Travail au noir et dumping endémiques
Les partenaires sociaux dénoncent la passivité du canton de Berne face aux irrégularités dans les travaux du Centre d'entretien

Les partenaires sociaux dénoncent la passivité du canton de Berne face aux abus et irrégularités constatés dans les travaux du Centre d'entretien de l'A16

Trop c'est trop. La Commission paritaire professionnelle du bâtiment et du génie civil du Jura bernois est montée au créneau mardi passé, 27 septembre, sur le chantier du Centre d'entretien et point d'appui de l'A16 à Loveresse. Son président, Arménio Cabete, secrétaire syndical d'Unia Transjurane, et son vice-président, Flavio Torti, qui dirige la section Jura bernois de la Société suisse des entrepreneurs, ont convoqué les médias régionaux sur le site pour un grand déballage.
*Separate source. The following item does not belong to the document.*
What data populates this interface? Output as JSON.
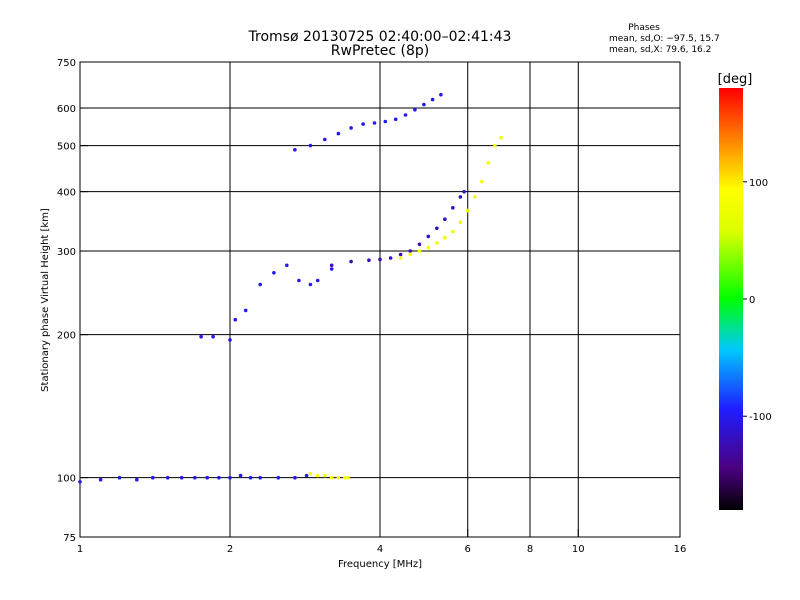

Travail au noir, travailleurs sans papiers ou avec de faux papiers, parfois non payés, salaires indécents, déclarations bidon lors des contrôles, non-respect de la convention collective...: la liste est longue des abus et irrégularités constatés à l'occasion de pas moins de treize contrôles et commis par deux entreprises travaillant en sous-traitance dans les échafaudages et les chapes.
En début de semaine dernière, huit personnes encore n'étaient pas en règle. «Nous avons convenu avec Flavio Torti que nous ne pouvions plus accepter cette situation», explique Arménio Cabete. Les deux représentants des partenaires sociaux dénoncent la passivité du maître d'ouvrage, le canton de Berne, pourtant averti à de réitérées reprises par les contrôleurs du travail. «Les autorités cantonales sont au courant de ce qui se passe sur ce chantier payé par le contribuable et ont clairement failli à leur devoir», juge le responsable du secteur construction d'Unia Transjurane. «Il faut que les autorités prennent maintenant les mesures nécessaires afin d'éviter que cette situation ne perdure jusqu'à la fin du chantier et ne se reproduise ailleurs. Il n'y a pas que le prix qui compte, le respect des lois et des règles conventionnelles est aussi important et l'Etat se doit de vérifier qu'elles sont respectées. Nous demandons d'ailleurs que soient exigées lors de l'octroi de ce genre de travaux des attestations de conformité délivrées par les commissions paritaires.»